Six minutes later the Scarlets registered a bonus point and in some style with a try from a move which covered almost the length of the field.
Liam Williams started it with a run out of defence, Aaron Shingler carried on before Knoyle put over Fenby for the fourth try.
Leinster got on the try trail with a converted score under the posts for Devin Toner, but two minutes later that was cancelled out with a fifth Scarlets try for replacement number eight Murphy.
In the final minutes Scarlets put some gloss on the scoreline with North and Fenby both going over for their second tries before Madigan scored Leinster's second try in injury time.
With Rhys Priestland (2) and Aled Thomas converting three of the Scarlets tries the home side ran out 45-20 winners.
And later in the day, Munster overcame Edinburgh 23-18 in an error-strewn contest at Murrayfield.
Last season's top tryscorer Tim Visser crossed for a hat-trick of tries for the hosts but it was not enough as an 18-point haul from Ian Keatley, plus a Luke O'Dea touch down, gave Munster the points.
Edinburgh coach Michel Bradley has left his men in no doubt that they must deliver an improvement on last season's 11th place and he has recruited heavily to help deliver that objective.
Bradley's project remains a work in progress and for their part Munster were well short of their best but displayed a clinical edge that was lacking in the home ranks.
Munster shaded the opening exchanges without really troubling the Edinburgh defence before the hosts finally sparked into life when Scotland international Visser burst from deep, although his efforts came to nothing.
That swung the momentum Edinburgh's way and the breakthrough came on 13 minutes when Nick De Luca made a break following a scrum in midfield and drew two defenders before offloading to Greig Tonks, whose perfectly-timed pass freed Visser for an untroubled stroll to the line.
Munster had a chance to trim the deficit when Keatley lined up a penalty from close to the half-way line. However, while he had the length, his direction was awry.
The score was delayed only briefly and when the referee detected an Edinburgh hand in a ruck five minutes later, the stand off bisected the posts to open his side's tally.

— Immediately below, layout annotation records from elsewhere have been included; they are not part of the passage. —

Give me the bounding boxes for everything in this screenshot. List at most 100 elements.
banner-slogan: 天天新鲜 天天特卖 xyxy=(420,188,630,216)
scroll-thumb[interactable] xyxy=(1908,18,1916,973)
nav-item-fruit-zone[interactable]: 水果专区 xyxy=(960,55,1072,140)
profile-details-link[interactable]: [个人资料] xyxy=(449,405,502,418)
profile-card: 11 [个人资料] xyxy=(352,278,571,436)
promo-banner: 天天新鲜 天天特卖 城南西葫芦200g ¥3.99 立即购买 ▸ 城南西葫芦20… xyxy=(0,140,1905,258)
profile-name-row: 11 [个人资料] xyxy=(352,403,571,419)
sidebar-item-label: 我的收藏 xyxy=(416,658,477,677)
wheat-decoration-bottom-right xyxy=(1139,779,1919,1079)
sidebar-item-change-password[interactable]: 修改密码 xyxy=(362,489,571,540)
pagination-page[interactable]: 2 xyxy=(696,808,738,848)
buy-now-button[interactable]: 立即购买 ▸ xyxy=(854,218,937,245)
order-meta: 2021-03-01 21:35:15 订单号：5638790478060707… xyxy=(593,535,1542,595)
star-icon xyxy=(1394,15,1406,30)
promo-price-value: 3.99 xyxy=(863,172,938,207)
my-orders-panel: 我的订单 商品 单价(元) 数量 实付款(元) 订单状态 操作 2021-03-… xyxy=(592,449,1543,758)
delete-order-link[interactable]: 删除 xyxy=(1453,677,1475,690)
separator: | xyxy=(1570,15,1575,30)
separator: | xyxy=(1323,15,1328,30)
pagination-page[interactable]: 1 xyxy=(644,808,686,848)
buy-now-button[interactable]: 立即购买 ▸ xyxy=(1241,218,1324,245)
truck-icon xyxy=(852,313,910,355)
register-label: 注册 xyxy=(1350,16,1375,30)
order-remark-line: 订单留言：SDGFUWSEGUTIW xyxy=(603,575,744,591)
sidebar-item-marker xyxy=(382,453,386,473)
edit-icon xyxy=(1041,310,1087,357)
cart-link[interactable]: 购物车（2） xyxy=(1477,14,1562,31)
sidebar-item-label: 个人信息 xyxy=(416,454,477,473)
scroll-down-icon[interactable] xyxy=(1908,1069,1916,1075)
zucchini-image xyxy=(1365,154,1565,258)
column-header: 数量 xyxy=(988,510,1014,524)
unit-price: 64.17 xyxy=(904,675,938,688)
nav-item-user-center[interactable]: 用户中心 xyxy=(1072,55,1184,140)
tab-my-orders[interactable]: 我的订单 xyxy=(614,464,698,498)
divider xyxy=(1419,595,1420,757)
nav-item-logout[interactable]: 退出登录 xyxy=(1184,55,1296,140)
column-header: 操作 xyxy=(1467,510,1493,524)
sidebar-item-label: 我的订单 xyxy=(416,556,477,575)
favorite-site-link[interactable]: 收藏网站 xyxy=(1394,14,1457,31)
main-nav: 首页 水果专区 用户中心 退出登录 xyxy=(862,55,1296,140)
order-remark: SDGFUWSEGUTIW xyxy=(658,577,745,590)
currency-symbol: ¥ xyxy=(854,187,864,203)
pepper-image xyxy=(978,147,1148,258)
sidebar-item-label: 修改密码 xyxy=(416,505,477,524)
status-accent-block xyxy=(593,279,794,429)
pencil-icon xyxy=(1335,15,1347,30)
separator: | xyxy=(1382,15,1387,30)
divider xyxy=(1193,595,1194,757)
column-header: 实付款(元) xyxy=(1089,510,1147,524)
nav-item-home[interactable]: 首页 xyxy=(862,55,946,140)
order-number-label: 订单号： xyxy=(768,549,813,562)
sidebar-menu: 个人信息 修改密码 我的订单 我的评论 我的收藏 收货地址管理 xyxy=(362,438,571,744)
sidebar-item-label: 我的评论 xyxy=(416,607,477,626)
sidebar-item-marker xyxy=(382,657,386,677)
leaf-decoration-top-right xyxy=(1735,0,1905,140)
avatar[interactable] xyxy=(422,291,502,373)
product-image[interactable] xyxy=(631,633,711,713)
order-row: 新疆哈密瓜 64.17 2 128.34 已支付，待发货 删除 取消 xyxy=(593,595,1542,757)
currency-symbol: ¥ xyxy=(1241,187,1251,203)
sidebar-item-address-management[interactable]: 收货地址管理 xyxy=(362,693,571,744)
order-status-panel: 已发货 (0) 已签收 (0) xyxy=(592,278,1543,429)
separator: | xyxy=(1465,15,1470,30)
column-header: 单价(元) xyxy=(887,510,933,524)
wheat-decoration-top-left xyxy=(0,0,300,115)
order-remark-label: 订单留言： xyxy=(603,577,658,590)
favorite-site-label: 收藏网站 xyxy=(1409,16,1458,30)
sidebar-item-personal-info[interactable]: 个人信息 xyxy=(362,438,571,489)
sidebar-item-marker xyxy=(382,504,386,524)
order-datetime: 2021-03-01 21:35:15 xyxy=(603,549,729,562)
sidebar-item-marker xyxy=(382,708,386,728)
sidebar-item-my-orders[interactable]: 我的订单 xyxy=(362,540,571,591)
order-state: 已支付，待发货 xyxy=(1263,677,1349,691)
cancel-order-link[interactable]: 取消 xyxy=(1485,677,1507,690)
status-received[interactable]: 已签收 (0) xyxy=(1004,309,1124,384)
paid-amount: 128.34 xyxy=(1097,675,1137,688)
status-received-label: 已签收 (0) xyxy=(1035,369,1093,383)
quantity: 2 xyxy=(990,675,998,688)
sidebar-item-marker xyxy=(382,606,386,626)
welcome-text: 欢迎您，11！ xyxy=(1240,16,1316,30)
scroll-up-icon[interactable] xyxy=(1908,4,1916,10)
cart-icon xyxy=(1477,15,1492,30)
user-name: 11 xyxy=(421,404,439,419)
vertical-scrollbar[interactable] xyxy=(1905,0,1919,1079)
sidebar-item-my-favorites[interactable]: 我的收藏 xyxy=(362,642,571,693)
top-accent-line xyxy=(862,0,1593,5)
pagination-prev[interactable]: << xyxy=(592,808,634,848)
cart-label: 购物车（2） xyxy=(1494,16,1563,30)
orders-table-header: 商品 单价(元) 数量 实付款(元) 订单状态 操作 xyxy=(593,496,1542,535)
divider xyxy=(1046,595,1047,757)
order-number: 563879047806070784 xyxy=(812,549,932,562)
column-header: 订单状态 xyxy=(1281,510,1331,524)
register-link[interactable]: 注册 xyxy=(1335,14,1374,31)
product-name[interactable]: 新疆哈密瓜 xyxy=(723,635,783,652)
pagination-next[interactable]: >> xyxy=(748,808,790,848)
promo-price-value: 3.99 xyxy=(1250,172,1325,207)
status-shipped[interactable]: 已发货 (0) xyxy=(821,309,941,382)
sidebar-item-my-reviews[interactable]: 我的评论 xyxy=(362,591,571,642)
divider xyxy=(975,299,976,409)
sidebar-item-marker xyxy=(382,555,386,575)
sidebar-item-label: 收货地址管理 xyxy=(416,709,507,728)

It took a thumping tackle by Ross Ford on Denis Hurley to keep the Edinburgh line intact.
In the aftermath, the ball was turned over under the Edinburgh posts and number 8 Stuart McInally pounced, eluding three tacklers before passing to Visser who sprinted over for his second try.
The visitors rallied and squared matters before the break. Doug Howlett chipped ahead and, when the bounce wrong-footed Laidlaw, Keatley was on hand to dot down before adding the conversion for a 10-10 half-time scoreline.
The Munster number 10 then edged his side into the lead when he fired over another penalty two minutes after the restart.
Edinburgh raised the pace and Ross Rennie wasted a scoring chance when he kicked aimlessly ahead rather than pass to Richie Rees, who was at the flanker's elbow.
The Scots resorted to the boot to restore parity when Laidlaw stroked over a close-range penalty.
With 58 minutes on the clock the visitors regained the lead. A lineout in the Edinburgh 22 was the platform for a move that ended with O'Dea slicing through the Edinburgh defence to touch down and leave Keatley a simple job to add the extra two points.
Keatley ensured Edinburgh would need two scores to take anything from the game when he landed another penalty.
Visser made such an outcome possible when he took an acrobatic pass from De Luca to dart in at the corner for his third unconverted try seven minutes from full-time.
But, that was that for the Scots, who were left with only a narrow losing bonus-point to show for their efforts.